Indonesia berambisi menjadi produsen kelapa sawit terbesar di dunia (Marcus Coichester click, TANAH YANG DIJANJIKAN, 2006, Hal 19)

Namun ambisi Indonesia sebagai produsen CPO, tidak diimbangi dengan sistem, cara, model didalam “menata” kebun kelapa sawitnya. Akibatnya ambisi Indonesia kemudian ekuivalen dengan berbagai konflik pembangunan besar Kelapa sawit.

Berbagai konflik kemudian “mengajarkan” bagaimana pembangunan besar kelapa sawit ternyata menimbulkan persoalan di tengah masyarakat. Data-data konflik angkanya beragam. Sawit watch melansir sudah terjadi 400-an konflik. Sementara Data Badan Pertanahan Nasional Pusat Tahun 2008 konflik tanah di Indonesia menjadi hampir 8.000-an konflik berskala besar maupun kecil. Sedangkan Konsorsium Pembaharuan Agrania Tahun 2008 mencatat konflik agraria yang bersifat struktural dan belum diselesaikan saat ini mencapai 1753 dan terjadi di 2834 desa/kelurahan dengan mempersengketakan tanah seluas 10.892.203 ha dan mengakibatkan 1.189.482 KK menjadi korban.

Berbagai konflik kemudian coba diselesaikan melalui berbagai perangkat negara. Demonstrasi ke parlemen, menggugat ke pengadilan, membuat laporan polisi, menduduki areal (reclaming), petisi ke lembaga-lembaga negara bahkan boikot terhadap produk sawit.

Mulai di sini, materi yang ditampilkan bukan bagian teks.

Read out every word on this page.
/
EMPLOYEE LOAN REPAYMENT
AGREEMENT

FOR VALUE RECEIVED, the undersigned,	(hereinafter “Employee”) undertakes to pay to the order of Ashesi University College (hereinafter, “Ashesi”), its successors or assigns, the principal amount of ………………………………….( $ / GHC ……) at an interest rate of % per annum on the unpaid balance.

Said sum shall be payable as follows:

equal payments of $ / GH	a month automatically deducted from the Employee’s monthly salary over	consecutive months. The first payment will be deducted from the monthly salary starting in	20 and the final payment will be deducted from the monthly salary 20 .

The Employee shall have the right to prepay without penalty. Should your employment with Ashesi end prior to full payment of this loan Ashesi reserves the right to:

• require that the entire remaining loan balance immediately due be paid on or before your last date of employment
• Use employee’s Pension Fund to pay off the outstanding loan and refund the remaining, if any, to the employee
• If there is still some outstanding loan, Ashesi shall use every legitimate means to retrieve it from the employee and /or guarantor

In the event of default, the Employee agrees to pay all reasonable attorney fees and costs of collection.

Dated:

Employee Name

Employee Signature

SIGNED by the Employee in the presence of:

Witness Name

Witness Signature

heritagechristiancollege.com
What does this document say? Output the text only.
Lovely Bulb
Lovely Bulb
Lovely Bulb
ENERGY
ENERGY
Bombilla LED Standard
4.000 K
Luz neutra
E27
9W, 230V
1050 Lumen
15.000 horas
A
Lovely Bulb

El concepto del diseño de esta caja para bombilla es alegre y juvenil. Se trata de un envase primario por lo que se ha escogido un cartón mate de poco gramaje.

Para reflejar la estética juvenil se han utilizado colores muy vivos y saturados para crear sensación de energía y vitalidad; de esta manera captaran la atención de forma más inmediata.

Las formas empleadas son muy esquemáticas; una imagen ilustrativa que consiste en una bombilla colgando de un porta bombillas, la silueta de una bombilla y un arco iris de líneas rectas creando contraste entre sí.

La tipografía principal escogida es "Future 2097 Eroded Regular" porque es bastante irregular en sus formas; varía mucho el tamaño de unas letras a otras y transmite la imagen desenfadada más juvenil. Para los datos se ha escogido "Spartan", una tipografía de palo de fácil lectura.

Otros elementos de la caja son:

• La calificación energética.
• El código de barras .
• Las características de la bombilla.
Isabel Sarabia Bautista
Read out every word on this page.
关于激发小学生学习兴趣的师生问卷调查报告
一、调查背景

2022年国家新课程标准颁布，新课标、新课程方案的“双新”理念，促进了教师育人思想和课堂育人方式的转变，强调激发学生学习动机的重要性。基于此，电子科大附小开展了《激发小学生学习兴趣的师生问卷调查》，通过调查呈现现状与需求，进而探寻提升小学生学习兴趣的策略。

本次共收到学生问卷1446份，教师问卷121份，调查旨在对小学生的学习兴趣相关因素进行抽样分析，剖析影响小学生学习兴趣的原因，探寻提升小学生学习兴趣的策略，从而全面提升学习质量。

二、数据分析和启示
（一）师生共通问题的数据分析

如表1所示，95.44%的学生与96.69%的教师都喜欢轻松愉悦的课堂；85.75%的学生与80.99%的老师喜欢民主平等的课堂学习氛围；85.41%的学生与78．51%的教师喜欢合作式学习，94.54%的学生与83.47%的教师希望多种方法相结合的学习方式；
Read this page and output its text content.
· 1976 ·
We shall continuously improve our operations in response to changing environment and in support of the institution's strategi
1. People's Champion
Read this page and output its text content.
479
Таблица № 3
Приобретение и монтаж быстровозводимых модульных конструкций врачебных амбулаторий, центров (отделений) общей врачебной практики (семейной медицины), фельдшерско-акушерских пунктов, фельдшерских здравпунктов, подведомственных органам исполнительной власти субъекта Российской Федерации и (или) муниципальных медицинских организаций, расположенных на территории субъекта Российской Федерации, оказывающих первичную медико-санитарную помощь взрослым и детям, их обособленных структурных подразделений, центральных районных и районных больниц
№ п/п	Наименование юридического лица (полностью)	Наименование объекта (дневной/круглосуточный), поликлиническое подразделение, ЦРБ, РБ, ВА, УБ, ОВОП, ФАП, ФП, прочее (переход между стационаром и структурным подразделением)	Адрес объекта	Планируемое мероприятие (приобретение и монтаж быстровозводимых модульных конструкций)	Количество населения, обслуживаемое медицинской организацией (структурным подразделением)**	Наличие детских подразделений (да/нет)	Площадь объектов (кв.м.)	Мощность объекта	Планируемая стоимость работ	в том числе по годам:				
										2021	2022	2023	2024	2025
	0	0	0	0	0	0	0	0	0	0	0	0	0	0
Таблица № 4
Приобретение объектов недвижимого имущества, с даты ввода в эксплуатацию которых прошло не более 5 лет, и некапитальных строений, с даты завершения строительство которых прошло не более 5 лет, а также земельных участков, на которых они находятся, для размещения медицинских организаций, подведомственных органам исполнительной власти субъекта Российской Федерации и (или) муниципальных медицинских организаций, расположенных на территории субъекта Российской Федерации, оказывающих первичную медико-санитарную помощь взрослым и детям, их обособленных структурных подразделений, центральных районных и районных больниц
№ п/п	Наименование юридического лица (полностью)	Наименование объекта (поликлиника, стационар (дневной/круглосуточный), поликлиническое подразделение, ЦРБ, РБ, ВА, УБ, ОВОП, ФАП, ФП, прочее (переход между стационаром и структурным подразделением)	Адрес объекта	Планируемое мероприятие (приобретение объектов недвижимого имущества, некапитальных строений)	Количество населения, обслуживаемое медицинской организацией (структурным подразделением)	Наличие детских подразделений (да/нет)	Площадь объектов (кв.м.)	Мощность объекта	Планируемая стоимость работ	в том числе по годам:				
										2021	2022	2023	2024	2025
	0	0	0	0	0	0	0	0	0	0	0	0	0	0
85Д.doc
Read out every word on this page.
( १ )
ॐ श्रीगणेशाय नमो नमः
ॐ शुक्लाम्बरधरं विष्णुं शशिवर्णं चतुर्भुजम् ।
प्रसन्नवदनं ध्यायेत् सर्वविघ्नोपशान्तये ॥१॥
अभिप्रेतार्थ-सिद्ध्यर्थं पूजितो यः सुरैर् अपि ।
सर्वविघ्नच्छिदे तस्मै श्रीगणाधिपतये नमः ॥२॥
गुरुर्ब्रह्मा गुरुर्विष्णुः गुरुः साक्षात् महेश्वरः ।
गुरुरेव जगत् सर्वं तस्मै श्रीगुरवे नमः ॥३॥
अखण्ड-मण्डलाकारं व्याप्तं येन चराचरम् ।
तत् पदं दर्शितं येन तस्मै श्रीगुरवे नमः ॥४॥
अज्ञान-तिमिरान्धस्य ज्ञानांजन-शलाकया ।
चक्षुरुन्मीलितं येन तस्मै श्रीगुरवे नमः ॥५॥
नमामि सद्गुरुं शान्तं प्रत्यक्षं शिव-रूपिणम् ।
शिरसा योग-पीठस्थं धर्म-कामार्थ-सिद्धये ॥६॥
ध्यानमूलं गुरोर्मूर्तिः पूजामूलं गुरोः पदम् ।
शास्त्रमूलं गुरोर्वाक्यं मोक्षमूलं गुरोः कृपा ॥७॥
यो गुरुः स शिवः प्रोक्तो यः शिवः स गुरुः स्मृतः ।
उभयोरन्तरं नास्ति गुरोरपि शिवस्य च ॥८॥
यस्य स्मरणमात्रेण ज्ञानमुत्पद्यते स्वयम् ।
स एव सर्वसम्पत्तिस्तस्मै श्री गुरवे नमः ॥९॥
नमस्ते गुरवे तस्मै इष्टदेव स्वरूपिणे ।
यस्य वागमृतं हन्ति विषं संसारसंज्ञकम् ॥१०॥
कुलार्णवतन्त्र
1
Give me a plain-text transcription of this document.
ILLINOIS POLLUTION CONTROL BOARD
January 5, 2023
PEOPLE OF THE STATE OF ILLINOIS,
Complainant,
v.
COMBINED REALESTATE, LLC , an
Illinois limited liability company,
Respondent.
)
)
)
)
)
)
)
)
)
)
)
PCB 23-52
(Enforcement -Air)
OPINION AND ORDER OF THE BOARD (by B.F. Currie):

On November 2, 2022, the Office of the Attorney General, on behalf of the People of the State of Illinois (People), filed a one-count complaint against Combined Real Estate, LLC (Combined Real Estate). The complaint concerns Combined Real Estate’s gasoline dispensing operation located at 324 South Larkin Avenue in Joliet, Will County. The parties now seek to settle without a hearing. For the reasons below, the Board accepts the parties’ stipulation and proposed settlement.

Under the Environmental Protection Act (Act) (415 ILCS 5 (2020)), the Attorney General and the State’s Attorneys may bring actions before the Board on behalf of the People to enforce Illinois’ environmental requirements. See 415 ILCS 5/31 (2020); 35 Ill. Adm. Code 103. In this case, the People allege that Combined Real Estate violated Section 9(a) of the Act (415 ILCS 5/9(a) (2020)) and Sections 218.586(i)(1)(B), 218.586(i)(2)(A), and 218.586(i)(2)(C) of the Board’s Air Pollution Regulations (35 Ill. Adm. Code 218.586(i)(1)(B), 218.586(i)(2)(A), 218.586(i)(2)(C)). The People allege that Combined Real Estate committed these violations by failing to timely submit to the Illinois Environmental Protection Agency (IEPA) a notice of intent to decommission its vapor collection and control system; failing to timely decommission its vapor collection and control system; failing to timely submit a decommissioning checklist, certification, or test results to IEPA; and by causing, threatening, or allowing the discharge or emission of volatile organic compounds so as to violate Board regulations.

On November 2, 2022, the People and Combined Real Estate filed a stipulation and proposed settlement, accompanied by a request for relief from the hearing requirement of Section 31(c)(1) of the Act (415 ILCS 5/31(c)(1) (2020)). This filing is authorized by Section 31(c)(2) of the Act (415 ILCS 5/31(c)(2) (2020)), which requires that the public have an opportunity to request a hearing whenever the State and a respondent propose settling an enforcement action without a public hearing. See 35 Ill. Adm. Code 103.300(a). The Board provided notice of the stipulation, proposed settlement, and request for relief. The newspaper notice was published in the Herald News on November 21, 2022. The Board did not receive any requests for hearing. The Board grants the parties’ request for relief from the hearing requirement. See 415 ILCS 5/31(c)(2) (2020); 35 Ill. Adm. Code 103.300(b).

Terlepas apakah strategi yang digunakan masih effektif atau tidak, Round Table Palm Oil (RSPO) menawarkan model penyelesaikan didalam Rount Table 10 (RT 10). Model ini kemudian haruslah dibaca sebagai alat perjuangan yang dapat digunakan di berbagai model dan konsep negara yang belum bisa memberikan perlindungan kepada pemilik tanah.

Berangkat dari keprihatinan dan didasarkan kepada berbagai model penyelesaian mekanisme diluar pengadilan (settlement of court), model mediasi digunakan didalam mekanisme RSPO menarik untuk dijadikan “pembelajaran”

Dalam RT 10, model yang digagas kemudian menarik perhatian berbagai pihak. Model ini kemudian dikenal dengan istilah Dispute Settlement Fasility (DSF) merupakan perpaduan berbagai konsep model-model mediasi.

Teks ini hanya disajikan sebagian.